À la fin de 2016, une affirmation qui circule depuis longtemps selon laquelle les noix de cajou pourraient remplacer entièrement les antidépresseurs prescrits comme le Prozac a de nouveau fait le tour des médias sociaux. L’affirmation n’était pas nouvelle en 2016, mais elle a connu un pic de circulation après que le site Newz Magazine a réitéré la rumeur le 15 novembre 2016. Selon le nouvel article, des recherches auraient prouvé l’efficacité des noix de cajou comme antidépresseur, ajoutant que « big pharma » a supprimé les résultats afin d’encaisser les médicaments sur ordonnance:
Les noix de cajou sont plus qu’une grande source de tryptophane, qui est un acide aminé vital dont notre corps a besoin pour le prendre tout au long de la nourriture. Cet acide aminé aide les enfants à se développer et à grandir, régule l’humeur, équilibre notre comportement, améliore le sommeil et peut réduire considérablement le niveau de stress, d’anxiété et de dépression.

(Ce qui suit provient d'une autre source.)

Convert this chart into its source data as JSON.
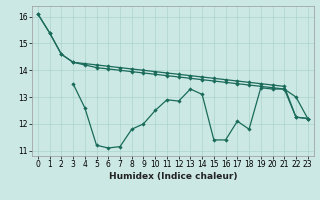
{
  "xlabel": "Humidex (Indice chaleur)",
  "bg_color": "#cce8e4",
  "grid_color": "#aad4cc",
  "line_color": "#1a6b5a",
  "xlim": [
    -0.5,
    23.5
  ],
  "ylim": [
    10.8,
    16.4
  ],
  "yticks": [
    11,
    12,
    13,
    14,
    15,
    16
  ],
  "xticks": [
    0,
    1,
    2,
    3,
    4,
    5,
    6,
    7,
    8,
    9,
    10,
    11,
    12,
    13,
    14,
    15,
    16,
    17,
    18,
    19,
    20,
    21,
    22,
    23
  ],
  "s1_x": [
    0,
    1,
    2,
    3,
    4,
    5,
    6,
    7,
    8,
    9,
    10,
    11,
    12,
    13,
    14,
    15,
    16,
    17,
    18,
    19,
    20,
    21,
    22,
    23
  ],
  "s1_y": [
    16.1,
    15.4,
    14.6,
    14.3,
    14.25,
    14.2,
    14.15,
    14.1,
    14.05,
    14.0,
    13.95,
    13.9,
    13.85,
    13.8,
    13.75,
    13.7,
    13.65,
    13.6,
    13.55,
    13.5,
    13.45,
    13.4,
    12.25,
    12.2
  ],
  "s2_x": [
    0,
    1,
    2,
    3,
    4,
    5,
    6,
    7,
    8,
    9,
    10,
    11,
    12,
    13,
    14,
    15,
    16,
    17,
    18,
    19,
    20,
    21,
    22,
    23
  ],
  "s2_y": [
    16.1,
    15.4,
    14.6,
    14.3,
    14.2,
    14.1,
    14.05,
    14.0,
    13.95,
    13.9,
    13.85,
    13.8,
    13.75,
    13.7,
    13.65,
    13.6,
    13.55,
    13.5,
    13.45,
    13.4,
    13.35,
    13.3,
    12.25,
    12.2
  ],
  "s3_x": [
    3,
    4,
    5,
    6,
    7,
    8,
    9,
    10,
    11,
    12,
    13,
    14,
    15,
    16,
    17,
    18,
    19,
    20,
    21,
    22,
    23
  ],
  "s3_y": [
    13.5,
    12.6,
    11.2,
    11.1,
    11.15,
    11.8,
    12.0,
    12.5,
    12.9,
    12.85,
    13.3,
    13.1,
    11.4,
    11.4,
    12.1,
    11.8,
    13.35,
    13.3,
    13.3,
    13.0,
    12.2
  ]
}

Simplement deux poignées de noix de cajou contiennent quelque part entre 1.000 et 2.000 mg de tryptophane. Il a été prouvé que ce composé a autant de succès que les antidépresseurs sur ordonnance. Le plus intéressant dans le traitement de la dépression par les noix de cajou, c’est que vous éviterez certainement les effets secondaires habituellement causés par les antidépresseurs. Bien sûr, c’est encore une autre chose que les grandes entreprises pharmaceutiques nous cachent soigneusement… il y a beaucoup de traitements naturels efficaces et plus sûrs contre la dépression qu’elles veulent cacher au commun des mortels parce qu’ainsi elles perdront beaucoup d’argent.
Une version populaire a été partagée par le promoteur de santé alternative David « Avocado » Wolfe le 21 décembre 2015 (ce qui fait que la fonction « On This Day » de Facebook a aidé à ramener l’histoire en décembre 2016). Dans son article, Wolfe soutenait :
Il s’avère que les noix de cajou contiennent de la niacine et du tryptophane, et, selon certains, deux poignées de noix de cajou contiennent une « quantité thérapeutique » de tryptophane, suffisante pour modifier et élever votre humeur. La vraie mesure, apparemment, est de trois onces et demie de noix de cajou, soit environ une demi-tasse, qui fournit environ 470 mg de tryptophane. (HER)
C’est une excellente nouvelle pour les personnes qui souhaitent une réponse plus naturelle à leur dépression ou pour celles qui réagissent terriblement au Prozac. De plus, les noix de cajou sont délicieuses et peuvent être trouvées sous forme de lait ou de beurre. Il est également possible de prendre des noix de cajou et de les transformer en quelque chose que l’on peut manger tous les jours pour tenir la dépression à distance.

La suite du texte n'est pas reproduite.